Monday, 26 October 2009

New cycle paths in Cambridge ?

Some new cycle paths are being planned in Cambridge. Good news, you might think. I took a look. Amongst them are a path from Milton to Impington which ought to provide a good route for school children. It's about 1.2 miles or 2 km. A very small distance by the standards of how far Dutch children routinely cycle to secondary school.

I first knew about this as a result of the Cambridge paper being in uproar about how the improved path might mean the end of the school bus by which children currently make this journey. Back when we lived there, I found that a lot of parents were quite against there being an improved cycle route in this direction specifically because they feared the end of the school bus.
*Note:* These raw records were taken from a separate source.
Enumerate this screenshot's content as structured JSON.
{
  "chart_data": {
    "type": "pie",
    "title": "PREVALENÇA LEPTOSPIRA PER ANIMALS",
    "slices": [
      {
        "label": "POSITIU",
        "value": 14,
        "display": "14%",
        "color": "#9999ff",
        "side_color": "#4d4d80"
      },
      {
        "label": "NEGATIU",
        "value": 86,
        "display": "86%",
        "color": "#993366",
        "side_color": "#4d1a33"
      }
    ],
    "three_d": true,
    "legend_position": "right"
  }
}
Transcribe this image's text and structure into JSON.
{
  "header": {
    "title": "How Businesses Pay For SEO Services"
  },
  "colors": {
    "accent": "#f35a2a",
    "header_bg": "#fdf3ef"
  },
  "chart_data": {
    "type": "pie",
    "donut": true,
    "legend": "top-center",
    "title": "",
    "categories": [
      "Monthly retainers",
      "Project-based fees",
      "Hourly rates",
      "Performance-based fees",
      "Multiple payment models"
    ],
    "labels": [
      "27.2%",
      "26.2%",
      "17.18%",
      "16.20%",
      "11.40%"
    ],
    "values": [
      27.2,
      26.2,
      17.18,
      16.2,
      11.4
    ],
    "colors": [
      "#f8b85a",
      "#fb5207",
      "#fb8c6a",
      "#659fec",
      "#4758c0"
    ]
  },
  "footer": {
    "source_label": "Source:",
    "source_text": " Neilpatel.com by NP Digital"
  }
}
Who needs a bus to travel such a short distance ?

When you read the plans on the council's website you discover that the parents fears are at least in part justified. What is being proposed is not nearly good enough. It's to be merely a 2.5 m wide path shared by pedestrians and cyclists travelling in both directions, and separated from a road with a 100 km/h (60 mph) speed limit by just half a metre. That's an inadequate gap to provide subjective safety with motor vehicles travelling at such speed so close by.

What's more, the proposed path doesn't actually reach the obvious destination, Impington Village College, which is another half a mile into Impington, around a few blind corners on the road. I had a couple of scary incidents myself in that location, with drivers coming in the opposite direction driving too fast on the wrong side of the road around corners. Is this going to be a popular route for people to send their children on ?

For a bit of perspective, our local standards (Assen now, not Cambridge) call for 2.5 m in each direction for cyclists + additional space for pedestrians, a 2.5 m gap between the path and the road, and that our local speed limits on similar country roads are 60 km/h (37 mph). It is quite normal for children here to cycle 20 km in each direction to get to their choice of secondary school and they can always do so in safe conditions. In fact, I made a video to illustrate a school run from a village into the city.

The bridge in the photo is at one end of the proposed Milton - Impington path. I'm still waiting to hear what they will do about this existing pedestrian only bridge over the A10 which is on the proposed route. The photo above was taken back in 2005 when we still lived in Cambridge. The bridge was already falling apart.

5 comments:

David Earl said...

The answer (to the question about the bridge) is: nothing. The reason is that Milton Parish Council object to an at grade crossing as part of the existing traffic signals, which is the obvious, cheap and easy solution. This bridge not only would serve the new cycleway but already links the Park and Ride site at Milton with the village (and would be ideally located to serve the village by bike were it not for this bridge).

The Parish Council objects, apparently over the heads of many residents, because of the school bus issue.

I think 2.5m is OK here: certainly much better than what's gone before. You get much wider standards now because of level of use. It's chicken and egg, and it's taken the Netherlands and Assen decades to get to where it is now, in a cycle of building up numbers, and improving infrastructure.

There is a more serious problem (apart from the bridge) in that it doesn't address the last 400m to Impington Village College through Impington village at the west end of the route.

Frits B said...

" it's taken the Netherlands and Assen decades to get to where it is now ..": when the wheel already has been invented so to speak, you needn't do it all over again. What is wrong with learning from other people's experience?

David Hembrow said...

David: It's a shame about the bridge. It always was inadequate, and the railings at either end rather dangerous (though this person looks quite happy about them).

The problem with the 2.5 m width, the lack of adequate separation from the road, the high speed limit on the road itself, the path not actually reaching its destination, the inadequate bridge and the lack of lighting (I'm assuming a lack of lighting as it would be unprecedented in Cambridge if it was properly lit) is that all these things together set the path up to fail.

It's a classic example of something spoiled by spending just a little bit too little. This won't be the start of a new dawn of quality provision, but yet another thing that serious cyclists avoid, drivers complain about cyclists not using, and parents don't want their children to ride to school on.

As for the "decades" excuse. I've a blog post lined up for a few days time which addresses this. A summary could be "You've got to start at some point." The Dutch made a proper start. That's how they achieved something.

Frits to right to ask why Britain is trying to re-invent the wheel when the experiments have all already been done and what works is so well known.

Tim Steele said...

The photo David Hembrow refers to is me, and as you can see from the comment I'm complaining about the inadequate gap. The barricade has since been removed as part of the Park & Ride works.

I entirely agree with David Earl that an at grade crossing is the obvious solution.

The school bus causes much upset in the village as it's used as a reason to oppose any form of road safety improvement.

Unknown said...

That bridge represents a shocking lack of permeability and has done for at least 20 years (when was the road blocked?). It's quite astonishing to me that anyone could still be arguing against road-level access here. The shared-use route is neither here nor there; wanting to get from Butt lane into Milton without going miles round is just normal. I remember being astonished when I first came across the blocked road back around 1988, and it's still the same.